Jajosky conducted the research after the Navy asked NIOSH to determine if Navy work environments have been associated with lung diseases — some of which may have been reported as sarcoidosis. He used a case-control approach involving the modern personnel database of the Naval Health Research Center, and he also computed sarcoidosis rates using total Navy manpower data. He says previously published military data from the 1940s and 1950s were juxtaposed with current findings to gain a broader historical perspective.
The study describes sarcoidosis as "a diagnosis of exclusion, which is to be assigned only after known causes of sarcoidosis-like disease have been carefully eliminated. This is difficult when the typical clinical manifestations caused by a fibrogenic agent like silica are modified by the presence of other materials in mixed-dust exposures." In general, the study says, some sarcoidosis diagnoses may represent new work-related diseases whose causes are yet to be identified, or diseases whose causes are already known but were not carefully ruled out or were never considered.

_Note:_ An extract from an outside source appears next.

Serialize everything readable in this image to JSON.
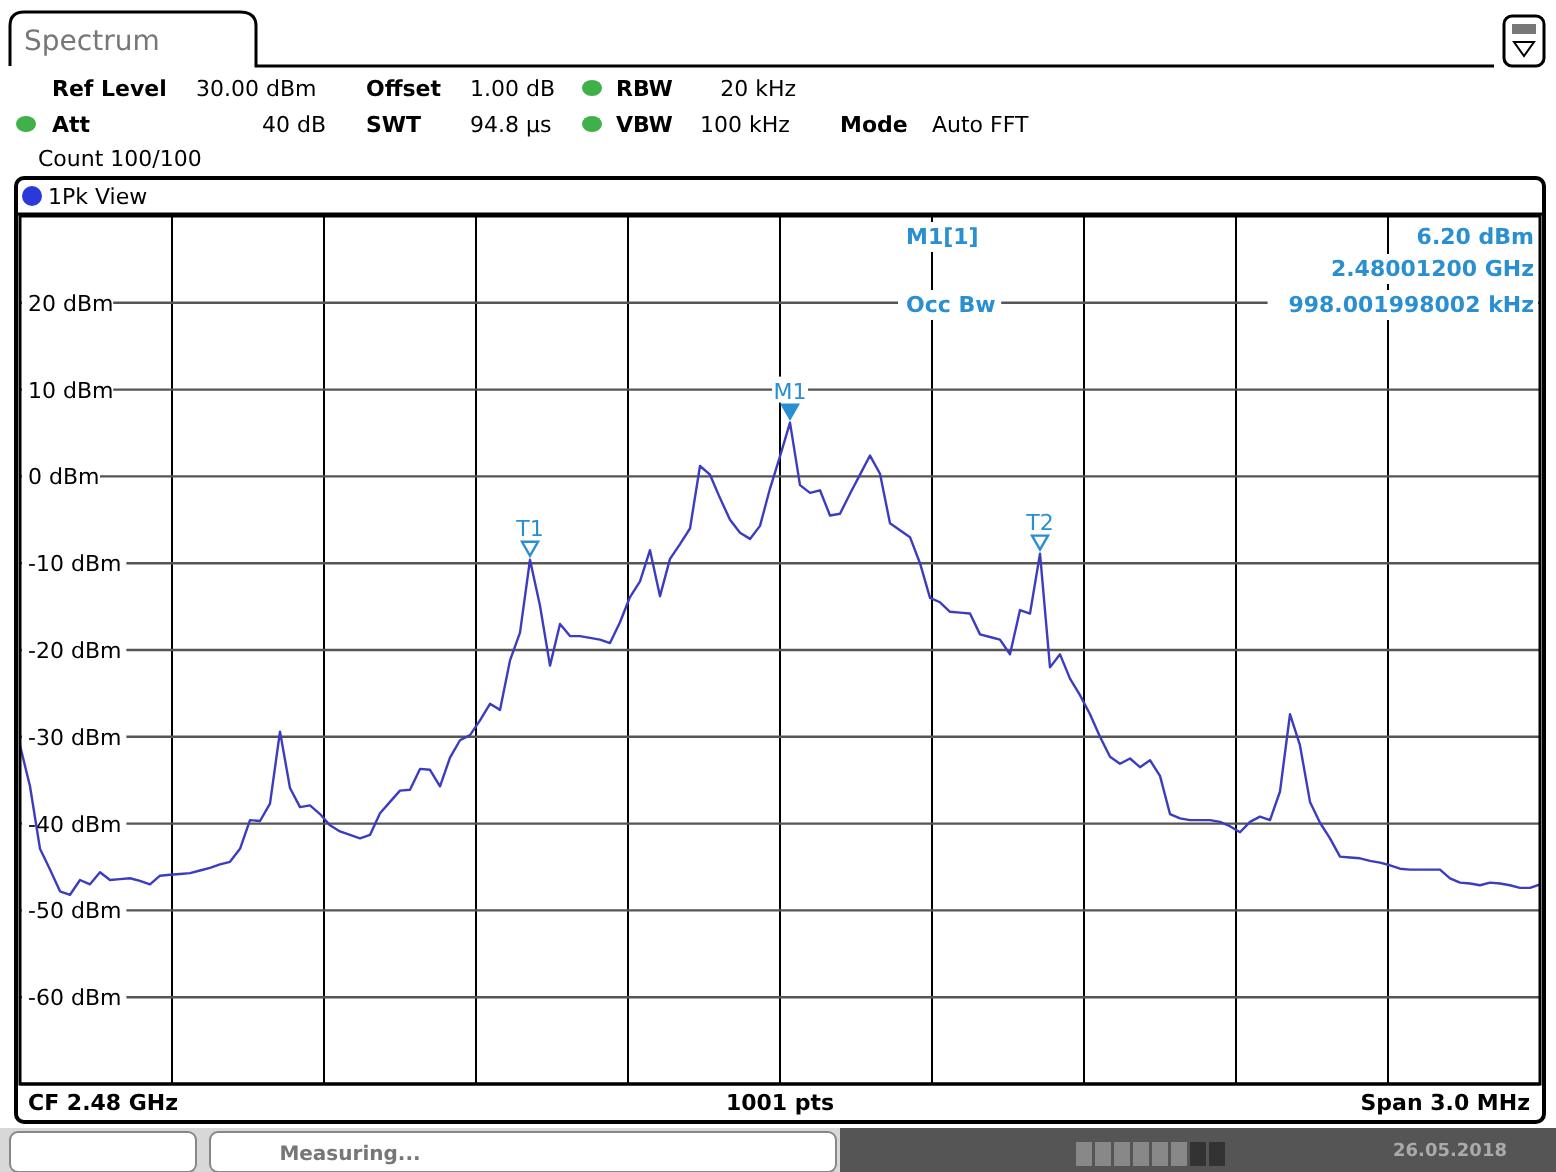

The findings suggest the link that NIOSH had denied for years. An unexplained peak of military sarcoidosis rates appeared in the 1960s and the 1970s, along with a decline in the black/white ratio of these rates from 17:1 to 6:1. The research also revealed a decreased risk for sarcoidosis diagnoses among men who worked only on "clean ships," those with few jobs that involved grinding or other tasks creating a dusty environment. The sailors did not use respiratory protection.
Jajosky writes that "these findings are consistent with the original hypothesis that preventable, environmental exposures may cause [or increase one’s susceptibility] to sarcoidosis-like disease in naval settings." The study is the first to find work environment associations for sarcoidosis in a military setting, he says.
"The historical progression from descriptive sarcoidosis studies to detection of military work environment associations should be extended to include clinical studies of those veterans still living who are at high risk for lung disease, particularly generations of veterans with high rates of sarcoidosis," he concludes.
Jajosky goes on to conclude that "workers with firsthand experience are well suited to identify work-related hazards and propose disease-related research hypotheses."
Reference
1. Jajosky P. Sarcoidosis diagnoses among U.S. military personnel: Trends and ship assignment associations. Am J Prev Med 1998; 14:176-183.